Now, much of this transformation has been inevitable, indeed well-founded. A woman of my mother's generation, from working-class origins, had very few options in life. Three, basically: teaching, nursing, or household drudgery. The nurse training programs therefore had a captive audience: pay attention and follow the rules, or resign yourself to a couple of decades of child-bearing and floor-scrubbing. Monetary compensation followed suit; having been raised in a family whose principal financial support was often Mother's nursing wage, I can testify that nurses in the 1950s and 1960s were atrociously underpaid. The woman of today has far more choices, and no reasonable person would wish to return to that earlier dispensation. Hospital work is, too, vastly more complicated now than fifty years ago, with countless new specialties, treatments and techniques. The average salary for U.S. hospital nurses was $40,097 in 1996, though with wide regional variations. Neonatal nurses in San Francisco can make $90,000. Good luck to them. There is a case for the high-end nurse. There is probably a case for the nursing Ph.D.

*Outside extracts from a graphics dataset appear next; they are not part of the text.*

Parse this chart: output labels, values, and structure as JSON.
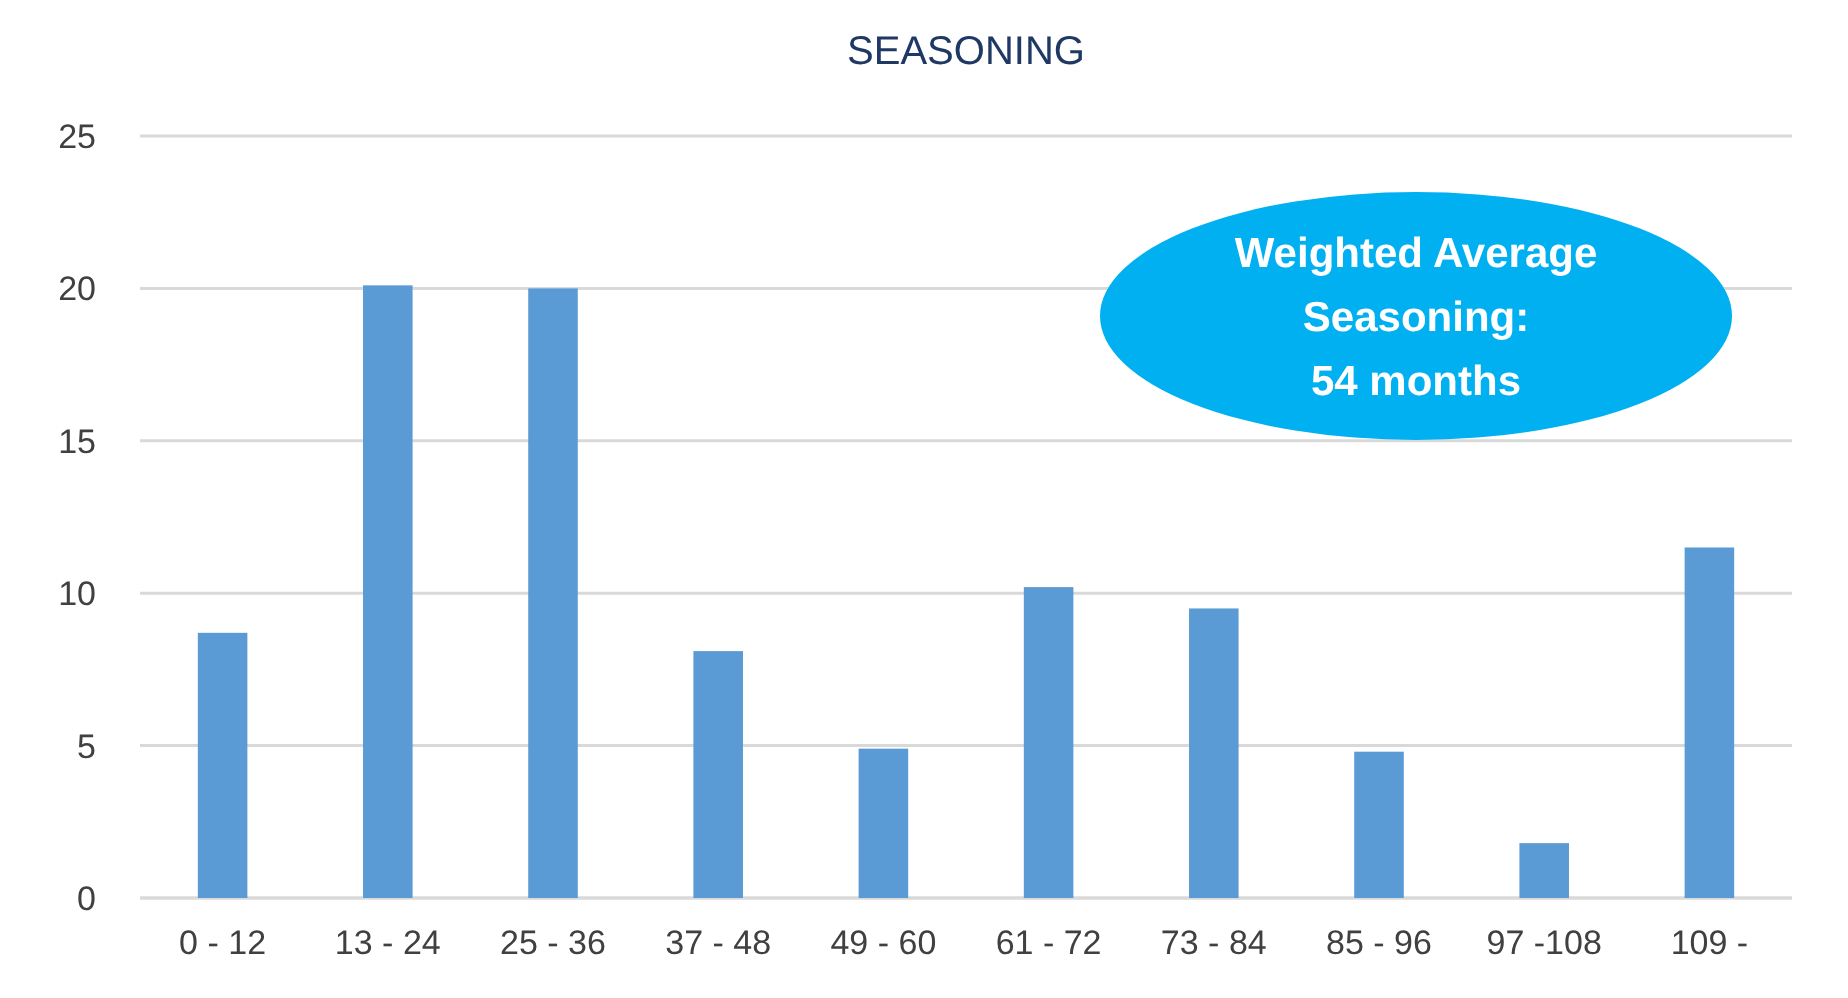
{
  "chart_data": {
    "type": "bar",
    "title": "SEASONING",
    "categories": [
      "0 - 12",
      "13 - 24",
      "25 - 36",
      "37 - 48",
      "49 - 60",
      "61 - 72",
      "73 - 84",
      "85 - 96",
      "97 -108",
      "109 -"
    ],
    "values": [
      8.7,
      20.1,
      20.0,
      8.1,
      4.9,
      10.2,
      9.5,
      4.8,
      1.8,
      11.5
    ],
    "color": "#5b9bd5",
    "ylim": [
      0,
      25
    ],
    "yticks": [
      0,
      5,
      10,
      15,
      20,
      25
    ],
    "grid": "y",
    "annotations": [
      "Weighted Average\nSeasoning:\n54 months"
    ]
  }
}
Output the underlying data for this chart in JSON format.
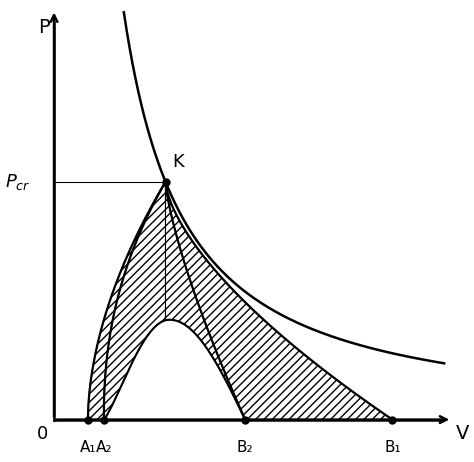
{
  "xlabel": "V",
  "ylabel": "P",
  "origin_label": "0",
  "critical_point_label": "K",
  "pcr_label": "P_{cr}",
  "point_labels": [
    "A₁",
    "A₂",
    "B₂",
    "B₁"
  ],
  "bg_color": "#ffffff",
  "xlim": [
    0,
    10
  ],
  "ylim": [
    0,
    10
  ],
  "Vcr": 2.8,
  "Pcr": 5.8,
  "A1_x": 0.85,
  "A2_x": 1.25,
  "B2_x": 4.8,
  "B1_x": 8.5
}
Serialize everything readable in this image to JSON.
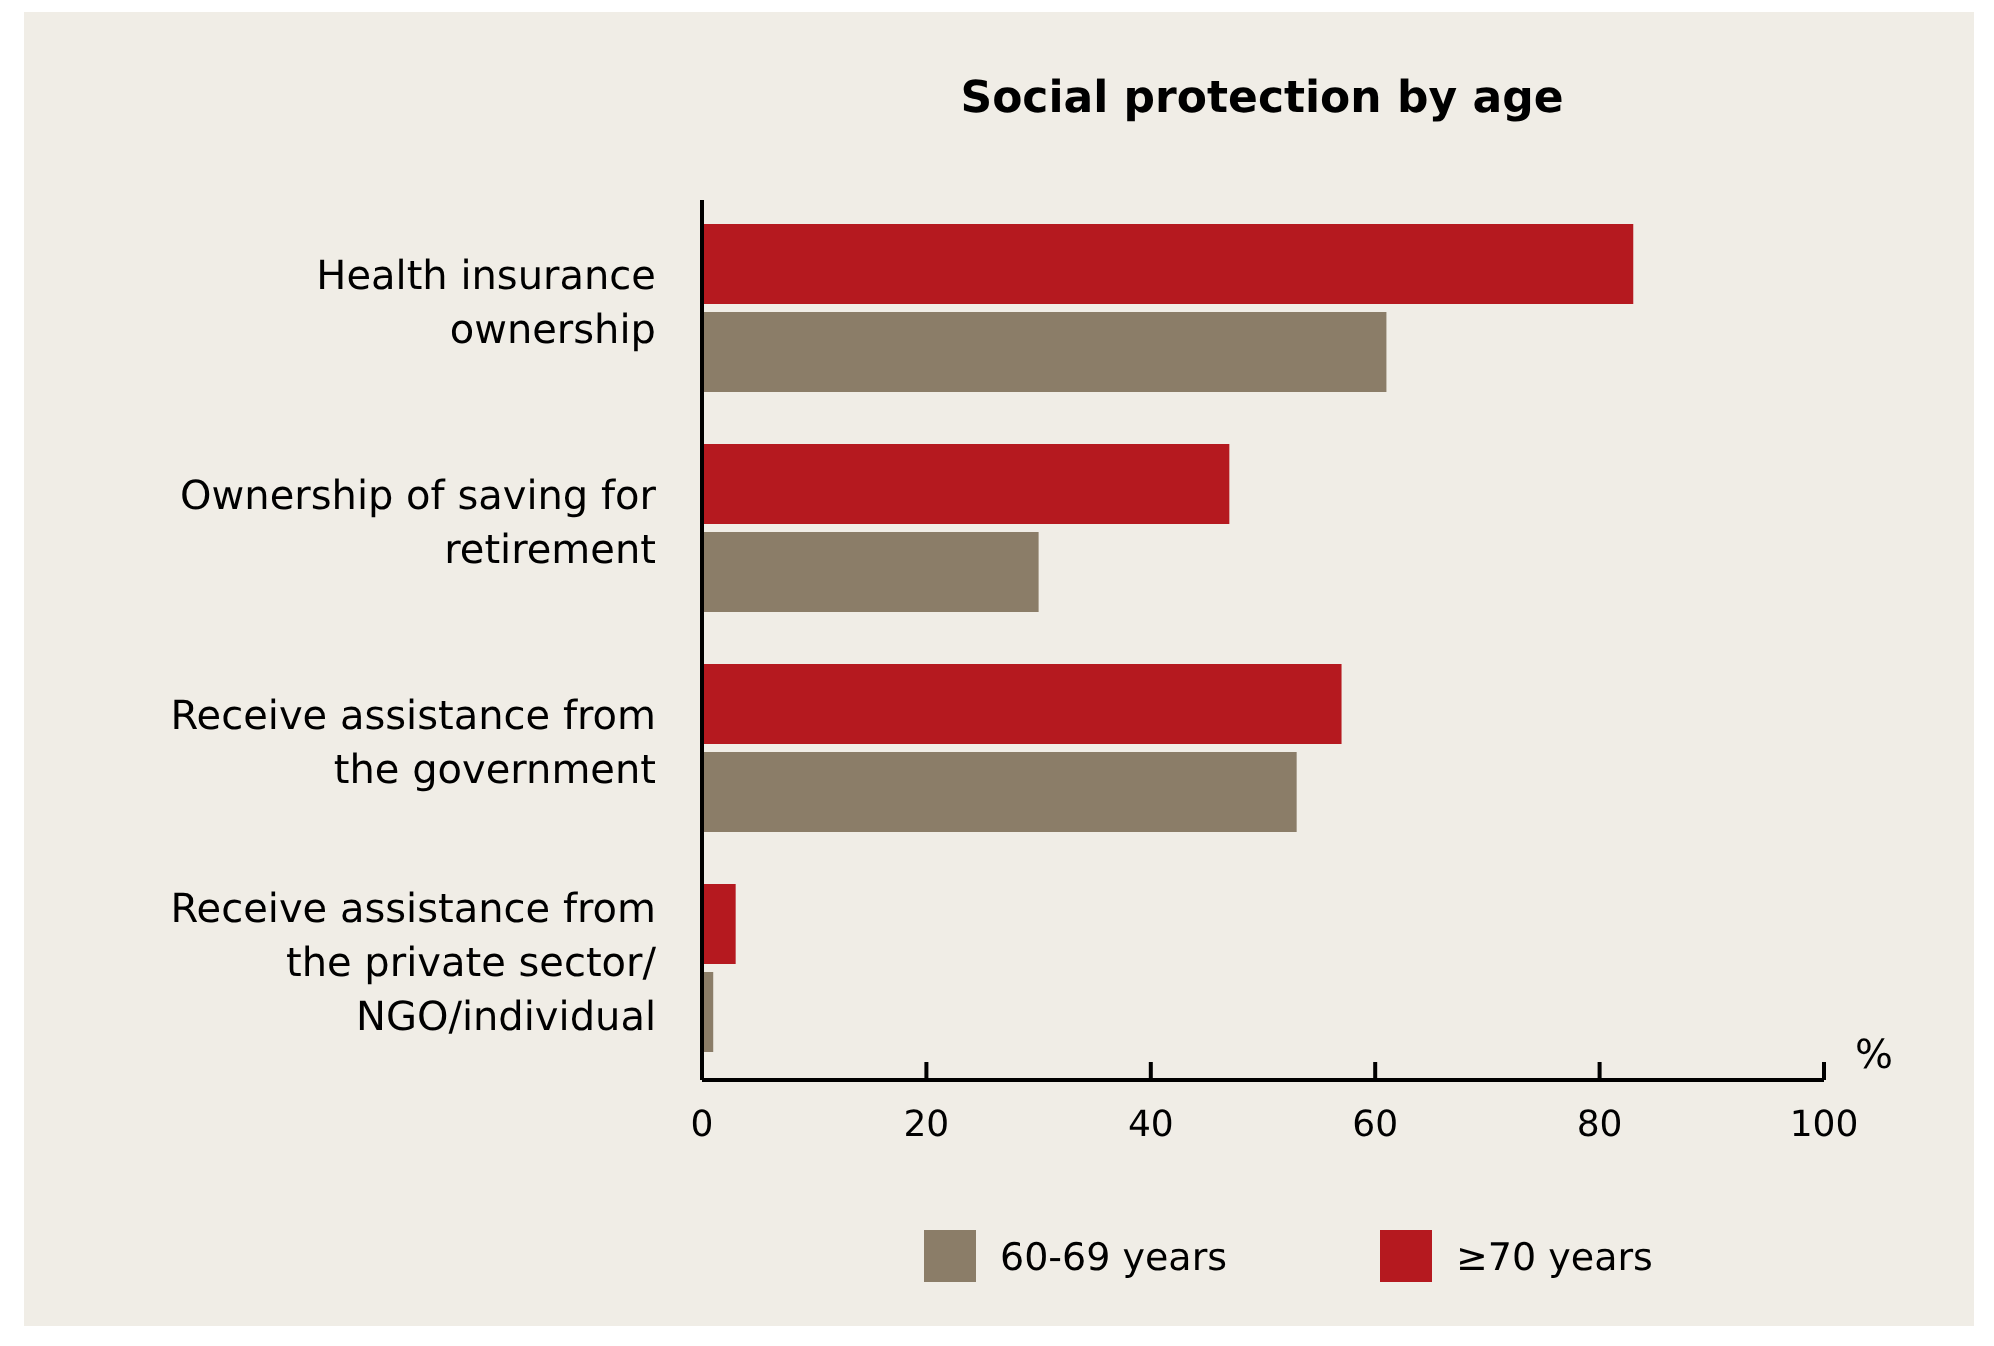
{
  "chart_data": {
    "type": "bar",
    "orientation": "horizontal",
    "title": "Social protection by age",
    "xlabel": "%",
    "categories": [
      "Health insurance\nownership",
      "Ownership of saving for\nretirement",
      "Receive assistance from\nthe government",
      "Receive assistance from\nthe private sector/\nNGO/individual"
    ],
    "series": [
      {
        "name": "60-69 years",
        "color": "#8b7d68",
        "values": [
          61,
          30,
          53,
          1
        ]
      },
      {
        "name": "≥70 years",
        "color": "#b5191f",
        "values": [
          83,
          47,
          57,
          3
        ]
      }
    ],
    "xlim": [
      0,
      100
    ],
    "xticks": [
      0,
      20,
      40,
      60,
      80,
      100
    ],
    "grid": false,
    "legend": "bottom"
  }
}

There is, however, no case for leaving a patient to lie in his own sweat for days on end in an unmade bed — my experience in 1996 — or for allowing babies to die because nurses want to wear their fingernails long. While "keeping the patient clean and comfortable" is no longer the main focus of a nurse's work, it still needs doing. Of what use is it to drill nurses in "analyzing and transforming health care data" if they do not know how to — or are unwilling to — give bed-baths?
And to be sure, the dread specter of infection no longer hovers so obviously over hospital patients as it did in the days before antibiotics; but Nature driven out with a pitchfork will yet find her way back in. The dirty little secret of the high-tech, computerized hospitals of today is that they are germ farms. There are now entire species of "superbugs" found mainly in hospitals — like the terrifying VRE (vancomycin-resistant enterococci). The Centers for Disease Control estimated about 10 hospital-acquired infections per 1,000 patient-days in the U.S. for 1995, up from 7 twenty years earlier, with some 90,000 resulting deaths — two of them known to me personally. While nurse-training programs have silted up with courses in "diversity awareness" and "informatics," elementary hygiene seems to have gone by the board, or to have been delegated to ill-trained and unmotivated auxiliary staff.
It ought to be possible to fix the problem. For all the social changes of the past few decades, it is hard to believe that the vocational impulse is altogether dead. Plenty of people do difficult, often unpleasant work for the love of it. Ministers of religion toil away on pittances. Combat units of the armed forces get plenty of recruits. Cops still tell you, with obvious sincerity, that "all I ever wanted to be was a cop." Is there really no place in the modern hospital for un-bookish types who have no desire to spend years studying for college degrees but just want to look after sick people — keep them clean and comfortable? If there is not, our society has a malaise that no quantity of nursing of any kind will cure.